Travelling with pets: Where to start
While kennelling pets isn’t a bad idea when you’re heading off on holiday, long-term travel plans can make the logistics of owning a pet far more complicated. However, it doesn’t need to be; with a little forward planning you can keep your pet with you throughout your journey, allowing them to enjoy new places and people as much as you, and providing solo travellers with some much-needed companionship on long trips!
You’ll need to get your pet prepared for the journey – alongside the jabs, paperwork and all-important pet insurance there are a few things you can do at home to make sure they’re comfortable during long journeys. Whether you’re taking a cross-country journey by car, of flying out to far-away destinations, these tips should give you a good starting point!

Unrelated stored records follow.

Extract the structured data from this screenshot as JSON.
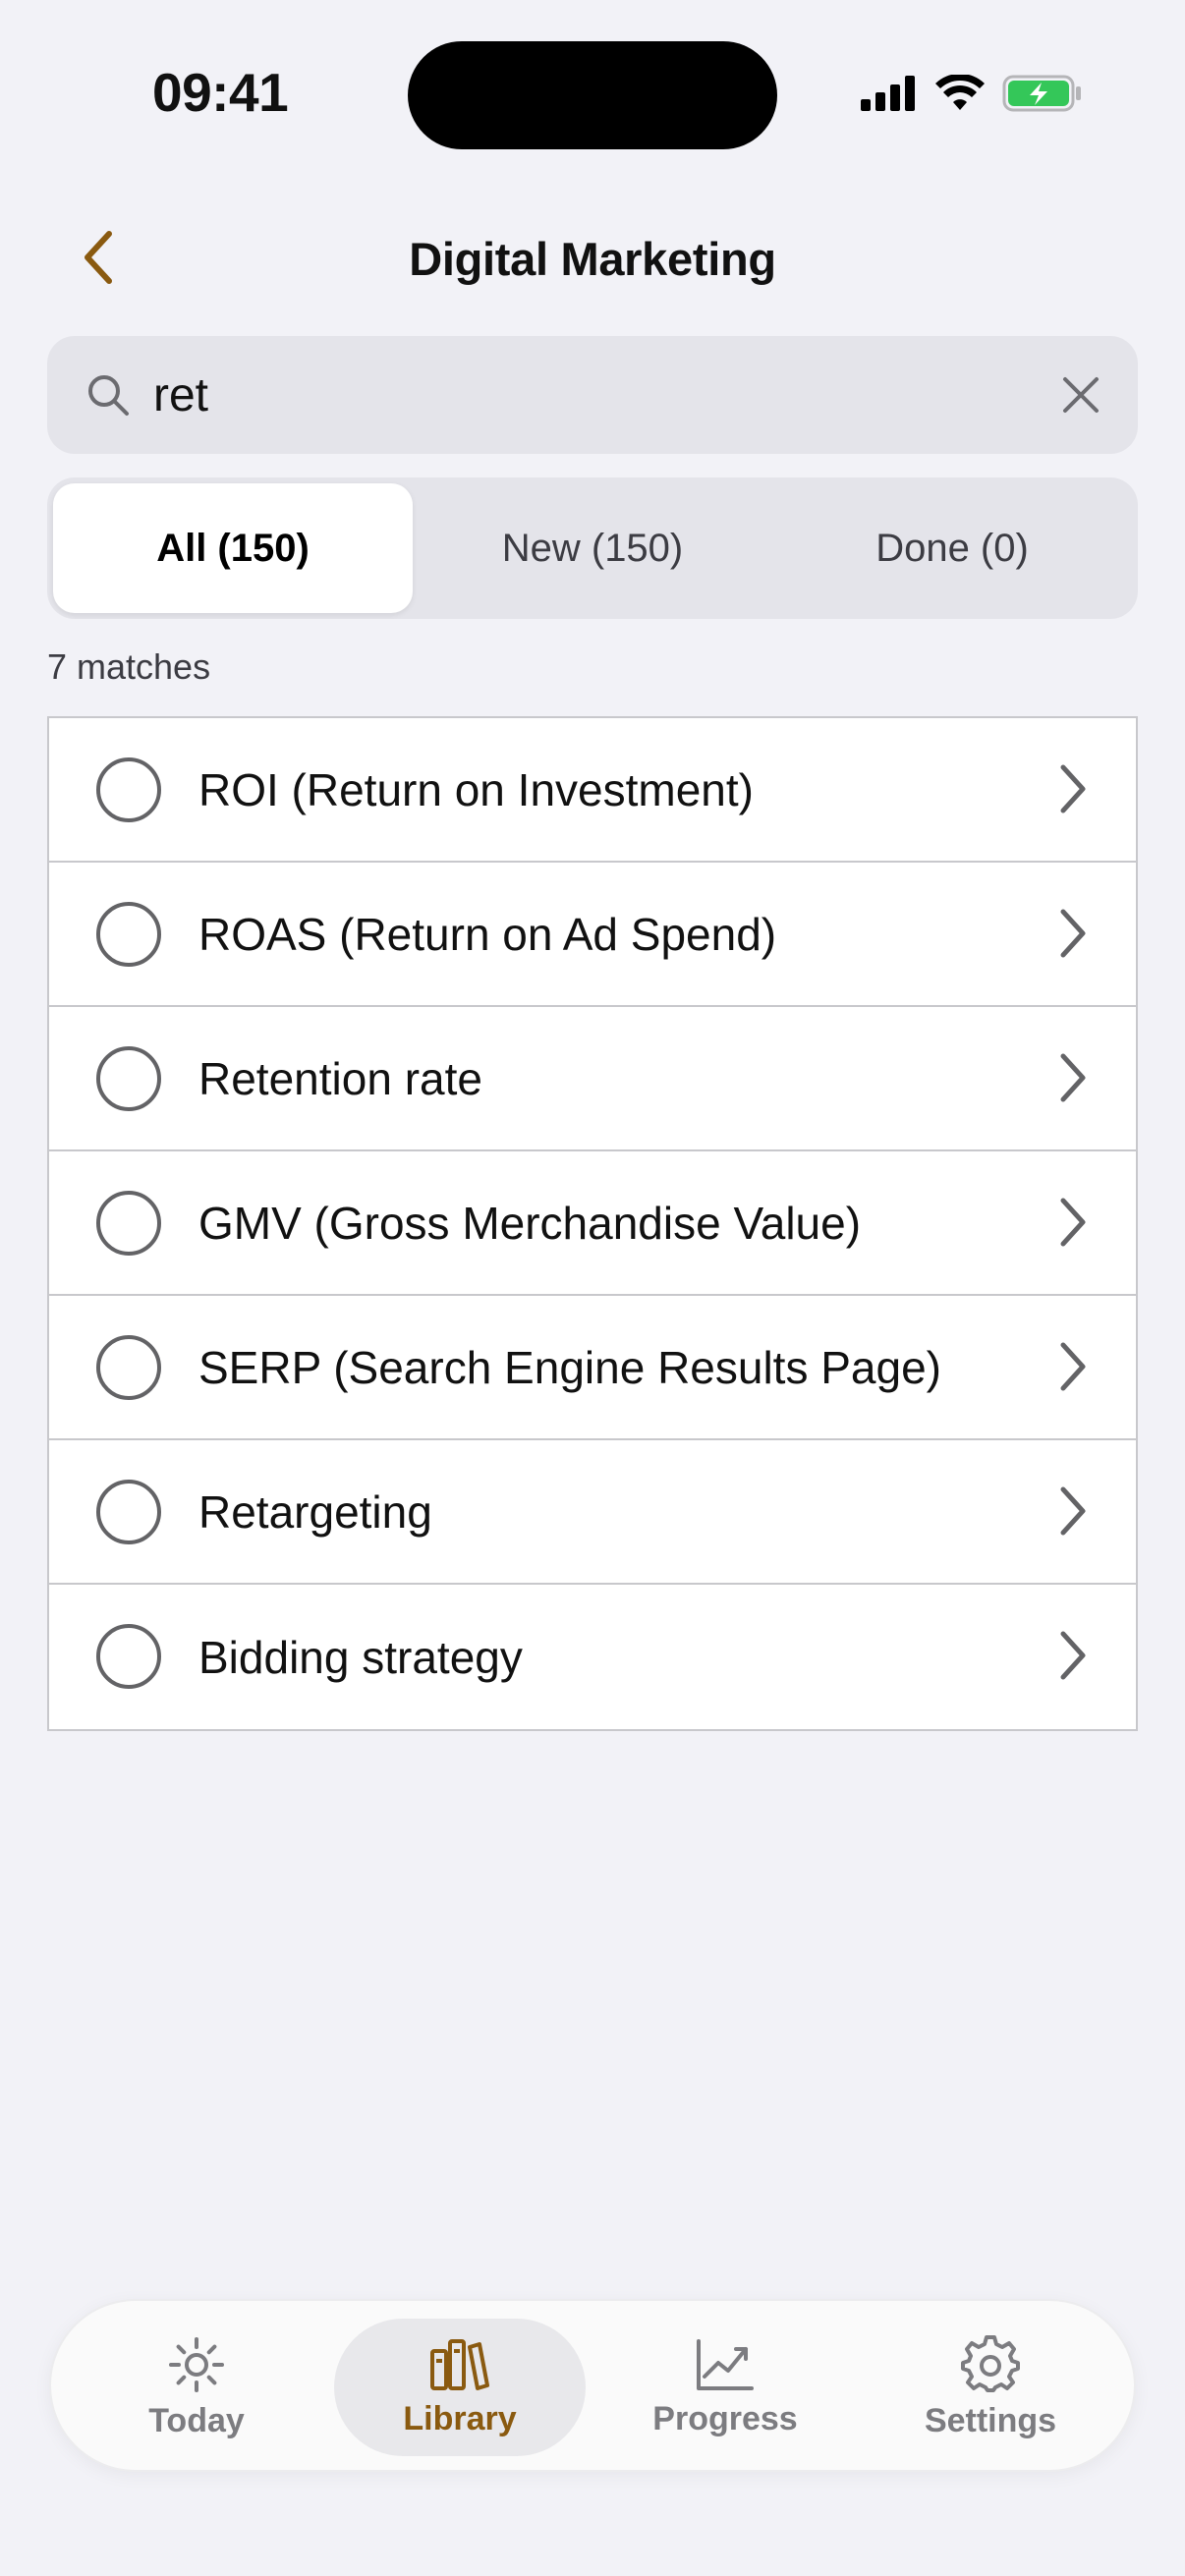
{
  "status_bar": {
    "time": "09:41"
  },
  "nav": {
    "title": "Digital Marketing"
  },
  "search": {
    "value": "ret",
    "placeholder": "Search"
  },
  "segments": [
    {
      "label": "All (150)",
      "active": true
    },
    {
      "label": "New (150)",
      "active": false
    },
    {
      "label": "Done (0)",
      "active": false
    }
  ],
  "results": {
    "count_label": "7 matches",
    "items": [
      {
        "label": "ROI (Return on Investment)"
      },
      {
        "label": "ROAS (Return on Ad Spend)"
      },
      {
        "label": "Retention rate"
      },
      {
        "label": "GMV (Gross Merchandise Value)"
      },
      {
        "label": "SERP (Search Engine Results Page)"
      },
      {
        "label": "Retargeting"
      },
      {
        "label": "Bidding strategy"
      }
    ]
  },
  "tabbar": {
    "tabs": [
      {
        "label": "Today",
        "icon": "sun-icon",
        "active": false
      },
      {
        "label": "Library",
        "icon": "books-icon",
        "active": true
      },
      {
        "label": "Progress",
        "icon": "chart-icon",
        "active": false
      },
      {
        "label": "Settings",
        "icon": "gear-icon",
        "active": false
      }
    ]
  },
  "colors": {
    "accent": "#8a5a10",
    "background": "#f2f2f7",
    "battery": "#34c759"
  }
}
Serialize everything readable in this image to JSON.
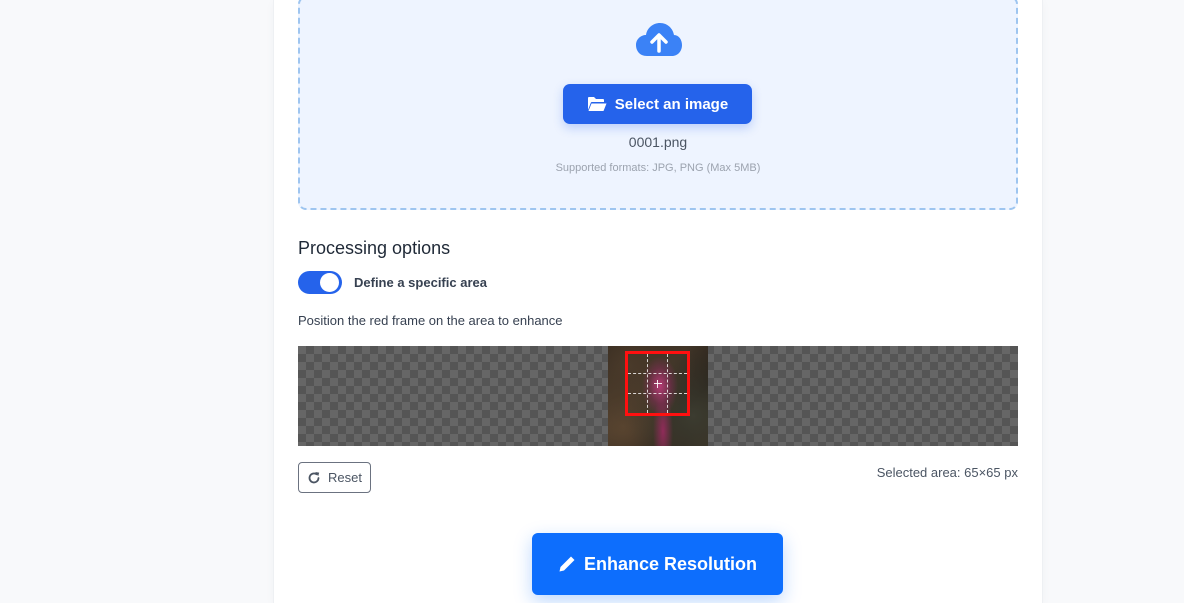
{
  "upload": {
    "button_label": "Select an image",
    "file_name": "0001.png",
    "formats_note": "Supported formats: JPG, PNG (Max 5MB)"
  },
  "options": {
    "title": "Processing options",
    "toggle_label": "Define a specific area",
    "toggle_on": true,
    "instruction": "Position the red frame on the area to enhance"
  },
  "crop": {
    "reset_label": "Reset",
    "selected_area": "Selected area: 65×65 px"
  },
  "actions": {
    "enhance_label": "Enhance Resolution"
  },
  "colors": {
    "primary": "#2563eb",
    "enhance": "#0d6efd",
    "frame": "#ff1010",
    "dropzone_bg": "#eef4ff"
  },
  "icons": {
    "upload": "cloud-upload-icon",
    "folder": "folder-open-icon",
    "reset": "redo-icon",
    "enhance": "pencil-icon"
  }
}
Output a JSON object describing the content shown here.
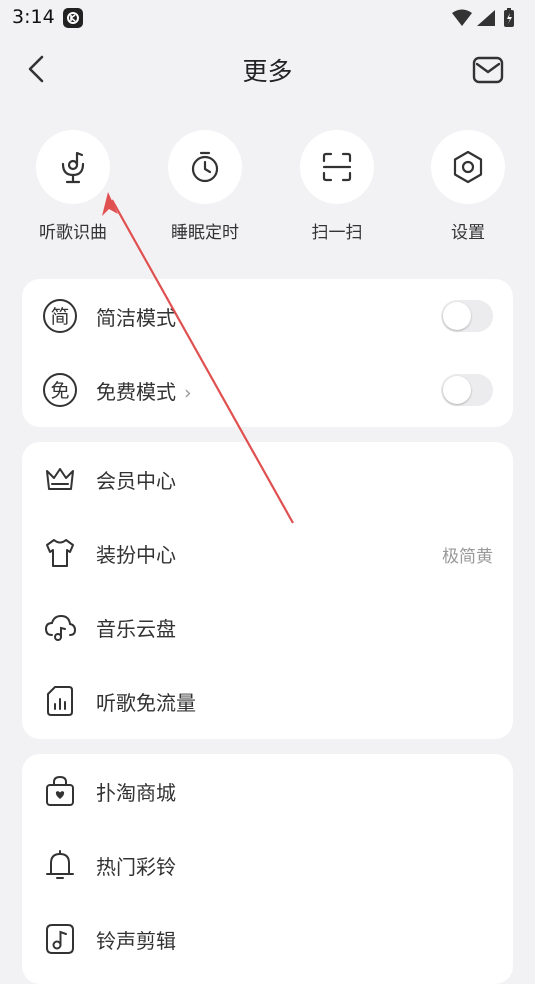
{
  "status_bar": {
    "time": "3:14",
    "app_icon": "kuwo-app-icon"
  },
  "header": {
    "title": "更多",
    "back_icon": "chevron-left-icon",
    "mail_icon": "mail-icon"
  },
  "quick_actions": [
    {
      "label": "听歌识曲",
      "icon": "microphone-music-icon"
    },
    {
      "label": "睡眠定时",
      "icon": "timer-icon"
    },
    {
      "label": "扫一扫",
      "icon": "scan-icon"
    },
    {
      "label": "设置",
      "icon": "settings-hexagon-icon"
    }
  ],
  "mode_card": {
    "items": [
      {
        "label": "简洁模式",
        "icon_char": "简",
        "enabled": false
      },
      {
        "label": "免费模式",
        "icon_char": "免",
        "chevron": "›",
        "enabled": false
      }
    ]
  },
  "member_card": {
    "items": [
      {
        "label": "会员中心",
        "icon": "crown-icon"
      },
      {
        "label": "装扮中心",
        "icon": "tshirt-icon",
        "value": "极简黄"
      },
      {
        "label": "音乐云盘",
        "icon": "cloud-music-icon"
      },
      {
        "label": "听歌免流量",
        "icon": "data-sim-icon"
      }
    ]
  },
  "shop_card": {
    "items": [
      {
        "label": "扑淘商城",
        "icon": "shopping-bag-icon"
      },
      {
        "label": "热门彩铃",
        "icon": "bell-icon"
      },
      {
        "label": "铃声剪辑",
        "icon": "music-note-icon"
      }
    ]
  },
  "colors": {
    "background": "#f2f2f5",
    "card": "#ffffff",
    "text": "#333333",
    "secondary_text": "#999999",
    "annotation_arrow": "#e05050"
  }
}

Travelling by car might seem like the easy option, but you still need to remain responsible for your pet’s safety. Here’s how to ensure your pet’s security during the drive:
– No hanging out the window. It’s adorable, but extremely dangerous for your pet!
– No sitting in the front seat. It’s a distraction, and if an airbag deploys they could end up getting hurt.
– Keep them secured. You can pick up a harness or a cage, depending on your dogs size, that will keep them from jumping around the car.
– Keep them comfortable. Luxury dog beds for cars will keep them safe, cosy, and high up enough for small dogs to see out the (closed) window – meaning no more car sickness!
– Get them ready. In the months leading up to your journey, practise getting them in and out of the car, taking them for drives, and giving them plenty of treats, so that they associate their new equipment with feeling happy and content.
While some airlines allow you to travel with small pets in the cabin, chances are you’ll be separated from your pet during the flight. Therefore, it’s important to make sure they’re relaxed and ready for what can otherwise be a stressful experience for animals.
– Make sure they have plenty of space. Pick up a crate that allows them room to sit, stand and lie down comfortably.
– Keep them comfortable. Line the crate with soft, absorbent padding; place favourite toys inside; and if you can attach a fan to the outside to increase airflow around the enclosure.
– Get them used to it. In the weeks leading up to the flight, use the crate much like a kennel – but don’t use it as a place to go as a punishment. Try feeding them or giving treats in the crate, to make them feel at home in it.
– Give them time to recover. If you can schedule a long layover between flights, do; it will give your pet a chance stretch and burn off any anxious energy.
– Know your dog! Some pets just won’t be happy with plane travel. Don’t ever ask them to do something they’re not prepared for – it’s your job to train them for this, so if it’s clear they’re not happy, find an alternative route or leave them at home until you can be sure they’re ready.